La ministre de l'Ecologie, Ségolène Royal, a convoqué jeudi la grande distribution pour l'inciter à faire davantage pour lutter contre le gaspillage alimentaire. Mais dans les rayons, plusieurs initiatives anti-gaspi (dons, recyclage, opérations commerciales) existent déjà.
Au Carrefour Auteuil de Paris (16e arrondissement), le rituel est bien rodé: plusieurs fois par jour, des camions se massent à l'arrière du magasin pour charger des caddies remplis de victuailles. "On vient récupérer des denrées pour les redistribuer aux familles dans le besoin", explique à l'AFP Louise de Saint-Germain, directrice de "La Main tendue pour demain".
Un partenariat, initié "depuis trois ans et demi, nous permet de collecter 70 tonnes de nourriture par an, soit l'équivalent de 60 à 70 paniers-repas quotidiens", indique la responsable associative.
Le magasin a également noué des contrats avec quatre autres organismes caritatifs pour les approvisionner avec ses invendus alimentaires.
Une équipe spéciale de trois personnes est chargée de collecter plusieurs fois par jour dans les rayons les produits dont la date de péremption arrive bientôt à échéance (par exemple sur un yaourt, cinq jours avant la date limite) ou dont les emballages ont été endommagés, susceptibles d'être donnés.
"L'an dernier, 160 tonnes de nourriture ont ainsi été donnés, soit l'équivalent de 320.000 repas", explique Soëd Toumi, directrice du Carrefour Auteuil.
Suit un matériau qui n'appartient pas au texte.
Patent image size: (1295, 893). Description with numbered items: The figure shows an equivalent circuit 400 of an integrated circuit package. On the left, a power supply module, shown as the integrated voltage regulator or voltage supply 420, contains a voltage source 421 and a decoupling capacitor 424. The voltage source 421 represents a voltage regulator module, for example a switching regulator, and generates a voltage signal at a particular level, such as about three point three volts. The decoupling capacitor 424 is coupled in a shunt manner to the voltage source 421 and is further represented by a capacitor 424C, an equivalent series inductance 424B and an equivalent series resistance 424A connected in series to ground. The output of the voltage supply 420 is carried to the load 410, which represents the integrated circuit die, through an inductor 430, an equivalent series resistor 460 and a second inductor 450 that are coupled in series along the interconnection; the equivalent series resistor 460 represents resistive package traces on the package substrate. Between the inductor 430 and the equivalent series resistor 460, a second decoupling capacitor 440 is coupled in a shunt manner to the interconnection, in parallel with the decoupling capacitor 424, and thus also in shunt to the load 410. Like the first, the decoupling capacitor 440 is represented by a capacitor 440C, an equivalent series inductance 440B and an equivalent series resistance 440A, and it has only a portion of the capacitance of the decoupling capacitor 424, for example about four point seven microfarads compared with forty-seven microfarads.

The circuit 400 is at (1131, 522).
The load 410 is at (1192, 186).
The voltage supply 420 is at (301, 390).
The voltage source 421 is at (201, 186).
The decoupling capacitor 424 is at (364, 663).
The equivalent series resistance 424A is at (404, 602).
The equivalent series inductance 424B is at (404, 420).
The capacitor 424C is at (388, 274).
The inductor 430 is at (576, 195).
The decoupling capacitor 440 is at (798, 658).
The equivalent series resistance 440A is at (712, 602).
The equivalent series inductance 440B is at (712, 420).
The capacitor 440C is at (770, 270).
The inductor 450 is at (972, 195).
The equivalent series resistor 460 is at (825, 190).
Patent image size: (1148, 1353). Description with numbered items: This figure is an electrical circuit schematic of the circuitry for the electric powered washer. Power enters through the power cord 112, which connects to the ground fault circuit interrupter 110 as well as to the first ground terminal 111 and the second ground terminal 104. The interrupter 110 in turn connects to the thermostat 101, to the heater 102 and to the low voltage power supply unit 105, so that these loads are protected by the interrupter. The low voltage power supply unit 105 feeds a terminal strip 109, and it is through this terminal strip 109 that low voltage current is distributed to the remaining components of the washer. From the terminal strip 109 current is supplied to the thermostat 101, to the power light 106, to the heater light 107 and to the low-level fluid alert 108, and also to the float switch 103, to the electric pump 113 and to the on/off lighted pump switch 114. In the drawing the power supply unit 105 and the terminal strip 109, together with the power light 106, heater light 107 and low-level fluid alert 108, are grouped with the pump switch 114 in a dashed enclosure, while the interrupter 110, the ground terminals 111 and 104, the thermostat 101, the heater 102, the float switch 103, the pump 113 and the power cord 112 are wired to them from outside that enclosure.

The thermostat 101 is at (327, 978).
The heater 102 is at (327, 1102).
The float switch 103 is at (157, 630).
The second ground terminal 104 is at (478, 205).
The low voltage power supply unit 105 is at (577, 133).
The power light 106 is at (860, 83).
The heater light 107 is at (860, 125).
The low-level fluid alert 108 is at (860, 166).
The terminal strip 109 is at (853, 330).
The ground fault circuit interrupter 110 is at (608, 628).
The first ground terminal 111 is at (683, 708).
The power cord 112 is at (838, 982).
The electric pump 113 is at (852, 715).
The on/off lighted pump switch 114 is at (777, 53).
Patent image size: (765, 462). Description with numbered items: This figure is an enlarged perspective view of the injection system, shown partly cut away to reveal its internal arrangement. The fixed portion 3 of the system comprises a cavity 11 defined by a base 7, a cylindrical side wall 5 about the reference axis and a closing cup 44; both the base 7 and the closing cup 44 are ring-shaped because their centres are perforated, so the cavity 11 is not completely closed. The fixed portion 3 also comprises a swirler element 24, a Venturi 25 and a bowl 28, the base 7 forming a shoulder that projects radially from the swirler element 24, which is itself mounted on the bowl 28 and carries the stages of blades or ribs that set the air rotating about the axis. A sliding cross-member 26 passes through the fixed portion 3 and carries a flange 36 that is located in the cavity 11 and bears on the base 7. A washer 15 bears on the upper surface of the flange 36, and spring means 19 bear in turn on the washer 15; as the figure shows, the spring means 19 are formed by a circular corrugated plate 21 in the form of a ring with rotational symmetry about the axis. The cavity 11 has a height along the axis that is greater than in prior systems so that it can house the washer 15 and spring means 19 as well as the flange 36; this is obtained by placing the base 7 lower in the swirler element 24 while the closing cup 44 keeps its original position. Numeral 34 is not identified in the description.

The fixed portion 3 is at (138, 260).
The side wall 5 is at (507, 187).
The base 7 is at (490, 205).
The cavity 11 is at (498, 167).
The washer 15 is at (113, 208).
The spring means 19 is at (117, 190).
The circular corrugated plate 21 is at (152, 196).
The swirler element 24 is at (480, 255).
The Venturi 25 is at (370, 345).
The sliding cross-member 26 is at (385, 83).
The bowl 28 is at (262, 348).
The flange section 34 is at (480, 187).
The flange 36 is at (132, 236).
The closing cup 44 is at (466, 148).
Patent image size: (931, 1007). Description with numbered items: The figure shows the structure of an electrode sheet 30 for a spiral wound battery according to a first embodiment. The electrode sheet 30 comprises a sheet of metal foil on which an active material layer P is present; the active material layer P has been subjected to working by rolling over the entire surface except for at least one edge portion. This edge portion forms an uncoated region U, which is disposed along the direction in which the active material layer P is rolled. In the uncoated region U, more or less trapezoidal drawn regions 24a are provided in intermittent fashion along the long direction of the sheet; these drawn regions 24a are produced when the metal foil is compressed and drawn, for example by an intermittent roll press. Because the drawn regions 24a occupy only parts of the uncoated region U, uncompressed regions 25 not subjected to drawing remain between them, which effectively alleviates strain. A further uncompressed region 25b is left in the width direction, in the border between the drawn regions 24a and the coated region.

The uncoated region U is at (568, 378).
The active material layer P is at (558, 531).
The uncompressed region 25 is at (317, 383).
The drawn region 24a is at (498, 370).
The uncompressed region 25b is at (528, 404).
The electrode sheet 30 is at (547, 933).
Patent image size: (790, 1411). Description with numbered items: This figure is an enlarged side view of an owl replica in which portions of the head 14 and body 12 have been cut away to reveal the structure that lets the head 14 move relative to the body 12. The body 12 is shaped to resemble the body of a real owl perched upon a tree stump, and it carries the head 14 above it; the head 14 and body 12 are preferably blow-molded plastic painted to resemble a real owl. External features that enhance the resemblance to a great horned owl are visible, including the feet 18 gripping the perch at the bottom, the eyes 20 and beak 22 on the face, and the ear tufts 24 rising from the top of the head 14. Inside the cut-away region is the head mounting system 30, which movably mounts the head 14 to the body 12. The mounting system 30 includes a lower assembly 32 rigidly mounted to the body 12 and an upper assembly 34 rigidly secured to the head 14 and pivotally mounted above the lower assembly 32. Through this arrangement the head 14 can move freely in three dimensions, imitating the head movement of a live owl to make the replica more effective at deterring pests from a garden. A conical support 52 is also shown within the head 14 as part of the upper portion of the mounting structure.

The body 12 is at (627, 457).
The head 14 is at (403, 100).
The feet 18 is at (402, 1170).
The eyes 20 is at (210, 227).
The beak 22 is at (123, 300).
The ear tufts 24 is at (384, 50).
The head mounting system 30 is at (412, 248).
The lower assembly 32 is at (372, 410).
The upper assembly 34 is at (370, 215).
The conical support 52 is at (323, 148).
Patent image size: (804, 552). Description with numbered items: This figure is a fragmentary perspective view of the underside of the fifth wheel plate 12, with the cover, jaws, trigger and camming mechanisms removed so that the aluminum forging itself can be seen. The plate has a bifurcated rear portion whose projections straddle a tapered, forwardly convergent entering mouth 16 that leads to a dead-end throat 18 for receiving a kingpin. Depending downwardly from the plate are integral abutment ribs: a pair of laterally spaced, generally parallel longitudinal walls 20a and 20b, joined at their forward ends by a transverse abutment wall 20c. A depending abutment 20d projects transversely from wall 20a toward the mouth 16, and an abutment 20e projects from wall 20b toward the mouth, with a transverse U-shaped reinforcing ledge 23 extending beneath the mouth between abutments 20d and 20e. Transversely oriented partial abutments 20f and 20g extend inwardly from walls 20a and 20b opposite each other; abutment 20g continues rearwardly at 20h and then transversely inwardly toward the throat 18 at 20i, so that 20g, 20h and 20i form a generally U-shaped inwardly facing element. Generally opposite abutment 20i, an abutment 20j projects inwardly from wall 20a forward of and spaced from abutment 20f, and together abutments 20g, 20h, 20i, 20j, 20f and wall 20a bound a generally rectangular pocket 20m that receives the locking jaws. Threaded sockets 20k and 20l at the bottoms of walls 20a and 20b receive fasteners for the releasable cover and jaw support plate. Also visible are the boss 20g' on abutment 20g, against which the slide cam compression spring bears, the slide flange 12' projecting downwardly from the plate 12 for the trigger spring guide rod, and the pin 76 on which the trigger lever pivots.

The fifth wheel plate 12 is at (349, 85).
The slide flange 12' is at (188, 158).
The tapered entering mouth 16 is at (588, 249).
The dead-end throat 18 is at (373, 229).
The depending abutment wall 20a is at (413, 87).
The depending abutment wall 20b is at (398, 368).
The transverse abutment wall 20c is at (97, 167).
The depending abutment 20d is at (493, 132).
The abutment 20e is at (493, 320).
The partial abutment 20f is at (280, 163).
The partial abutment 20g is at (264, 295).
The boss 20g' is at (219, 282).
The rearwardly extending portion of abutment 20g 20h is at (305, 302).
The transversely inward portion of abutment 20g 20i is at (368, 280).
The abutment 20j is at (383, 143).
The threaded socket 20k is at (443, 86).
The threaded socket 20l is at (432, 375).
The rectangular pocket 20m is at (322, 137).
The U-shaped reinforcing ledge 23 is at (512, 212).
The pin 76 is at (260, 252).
A l?échelle du groupe Carrefour, c'est l'équivalent de 77 millions de repas qui ont été redistribués en 2014 à plus de 800 associations, ajoute Sandrine Mercier, directrice développement durable du distributeur, rappelant que le premier partenariat de l'enseigne avec les Banques alimentaires remonte à 1994.
Depuis 2012, l'enseigne a également intensifié sa lutte contre le gaspillage, en nommant plusieurs "coachs anti-gaspi", chargés de former les équipes aux bonnes pratiques. Dans les rayons, cela se traduit, outre les dons aux associations, par différentes mesures. Des promotions ponctuelles sont régulièrement instaurées sur les produits à date courte pour éviter qu'ils soient perdus, tout en permettant aux consommateurs de faire de bonnes affaires, explique Mme Mercier.
- 'javellisation interdite' -
Lutter contre le gaspillage passe aussi par une meilleure gestion des stocks, via des prévisions informatiques pour des commandes optimisées ou bien directement au sein des magasins par des systèmes de réutilisation des aliments: les croissants invendus sont ainsi transformés en croissants aux amandes, les framboises un peu défraichies sont utilisées pour confectionner les gâteaux en pâtisserie, etc.
Enfin, depuis janvier 2015, les dates limites de consommation sur les produits de marque Carrefour ont été allongées ou tout simplement supprimées, évitant que ceux-ci soient jetés alors qu'ils sont encore consommables.
Au final, aujourd'hui, "on ne jette quasiment plus aucun produit alimentaire: ils sont soit transformés, soit donnés, soit recyclés", explique Mme Mercier. Car pour les produits impropres à la consommation, Carrefour s'est associé à Veolia pour la méthanisation de ses déchets. Sur le magasin parisien, ce sont ainsi 51 tonnes qui sont recyclés chaque année.
Quant à l'accusation de Ségolène Royal de "javellisation" de certaines denrées, "cette pratique n'existe pas chez nous, elle est tout bonnement interdite", assure-t-elle.
La plupart des autres distributeurs français sont également engagés dans diverses pratiques anti-gaspillage.
Leclerc, Intermarché et Système U ont noué des partenariats avec la start-up "Zéro gachis", pour instaurer des rayons spéciaux pour les produits à date courte, vendus à tarifs réduits, jusqu'à -70%.
Intermarché a également lancé l'an dernier une vaste campagne pour valoriser les "fruits et légumes moches", d'habitude boudés par les consommateurs et souvent destinés à la poubelle. A la clé: un grand succès d'image mais aussi de ventes pour l'enseigne. L'initiative, portée par le collectif "Les Gueules Cassées", a depuis été étendue à d'autres distributeurs (Auchan, Monoprix).
Enfin, les dons restent monnaie courante: la grande distribution, "avec 31% des dons, est le premier donateur aux associations", indique la FCD (Fédération des entreprises du commerce et de la distribution), qui souligne que le secteur n'est responsable que de 5 à 10% du gaspillage alimentaire en France, loin derrière la restauration (15%) ou les ménages (70%).
"Nous sommes des commerçants. Au-delà des préoccupations environnementales, jeter des choses représente une perte nette pour nous, ce n'est donc vraiment pas notre intérêt de le faire", conclut Mme Mercier.